世界的建築家として知られる安藤忠雄氏が設計を手がけた兵庫県立美術館は、西日本最大級の規模を誇る。また、同館の蓑豊現館長は、長年にわたり磁州窯の研究に精を尽くし、中華圏の文化に対する造詣を極めたうえ、美術における開けた多元的な視野を持つ博識者だ。同じく安藤氏によるランゲン・ファンデーション(ドイツ)で、2010年に展覧会を果たした蘇笑柏は、日本で最新シリーズを発表すべく、時を経て縁ある兵庫県立美術館で「無時無刻―いつ、いかなる時も―蘇笑柏展」を開催する運びとなった。展示空間の設計は、かつて安藤忠雄建築研究所に勤め、現在はプロダクトから都市まで分野を横断した建築活動を行う、noiz(ノシャオバイイズ)の豊田啓介氏によるもの。
1949年中国の湖北省武漢市に生まれた蘇笑柏は、中央美術学院油絵研修コースで画技を修得。1987年、ドイツのノルトライン=ヴェストファーレン州が交付する奨学金を受け、国立デュッセルドルフ美術アカデミーの研究生、マスター課程で更なる研鑽を積んだ。蘇笑柏は生漆と絵画の間で対話を重ねながら、文化体験を超える自然な吐露へと絵を転換させていく。それぞれの作品がみせる厚薄の対比、時の積み重ねがつくりだすレイヤーとマチエール、緻密に描かれた絵の表面は、引き込まれる彫刻的な奥行きに満ち、悦びに溢れ、神秘をも暗に示している。殻のような肌合い、たおやかな円弧状の縁、摩耗からなるヒビ模様など、これら全てはメディウム自身がもつ条件に依拠し、己の歴史または個性をもった、いわば自立した存在である。蘇の作品はビジュアル言語や芸術という概念をもって、哲学から日常の普遍的なテーマを浮かび上がらせる。彼が手がけるアートは"実存”の体現であるがゆえに、その他のものは描いていない。

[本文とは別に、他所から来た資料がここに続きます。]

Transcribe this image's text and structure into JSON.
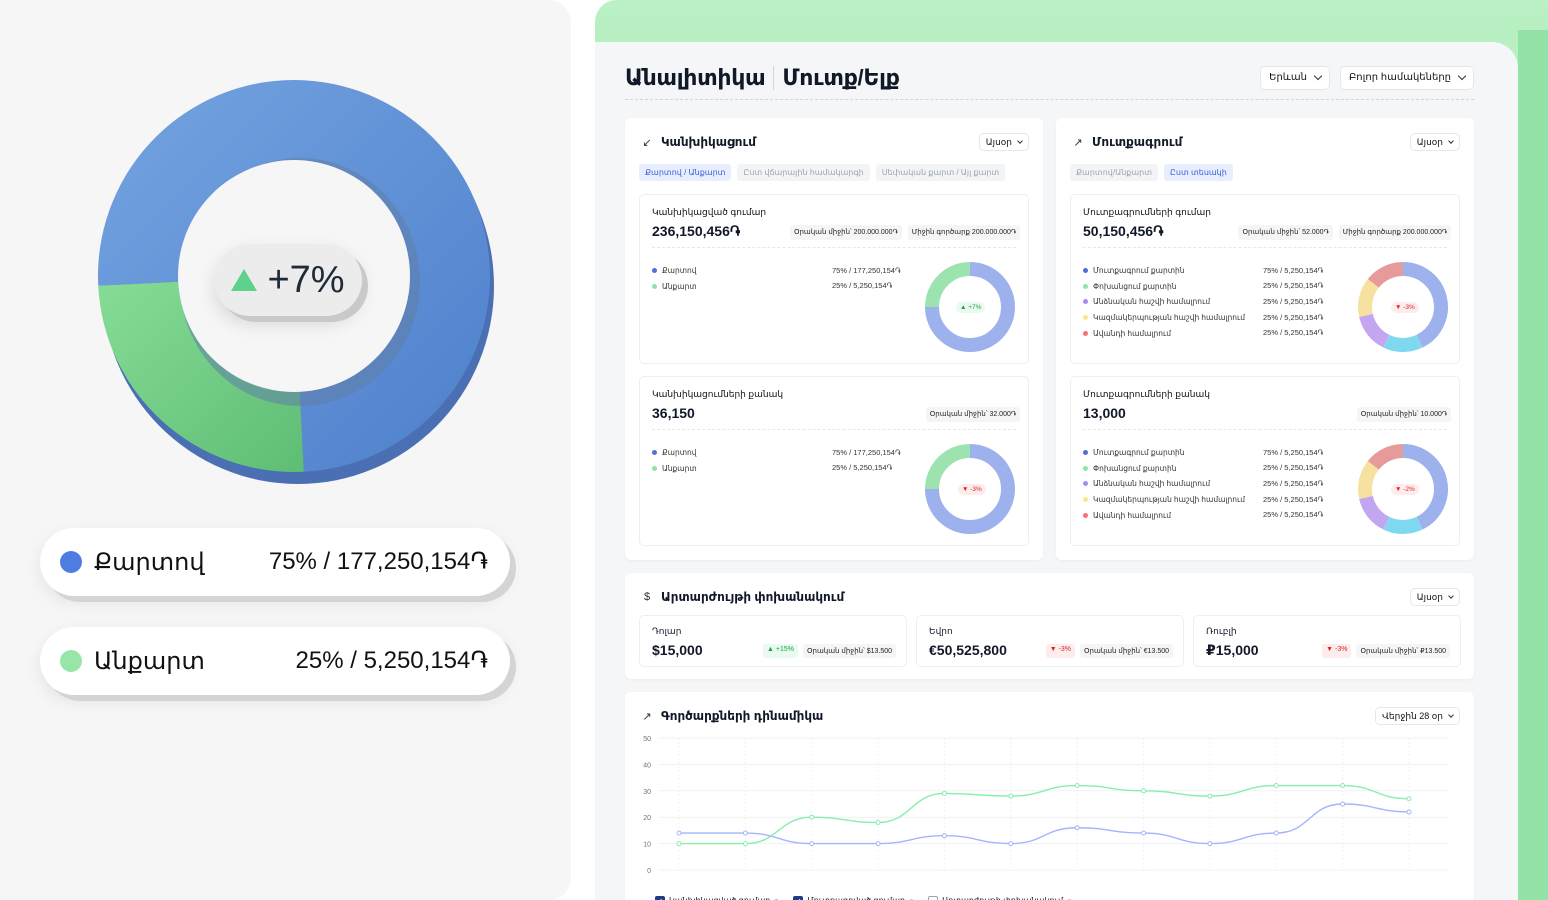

本展のタイトル“無時無刻"とは、作家の創作状態そのものを言い表している。蘇にとって何かをクリエイトするとは、ただアトリエの中で行われる営みではない。絵画制作とは、顔料を塗り重ね仕上げていくプロセスに留まらず品や趣きを反芻し、温め、構想する時間をも含む。作画に一定の法則性などなく、多くの場合、作家は全身全霊をかけて仕事に取り組むまでだ。作品が最終的に行き着く先は、人力の成し得るところではなく、自然の流れに委ねるしかないのである。これに対し蘇笑柏は「物語はストーリーを欲する人に残してあげましょう。私は少しの光、平面の上に戯れる僅かな起伏と、若干の色彩、そして流動さえあれば十分なのです」と語っている。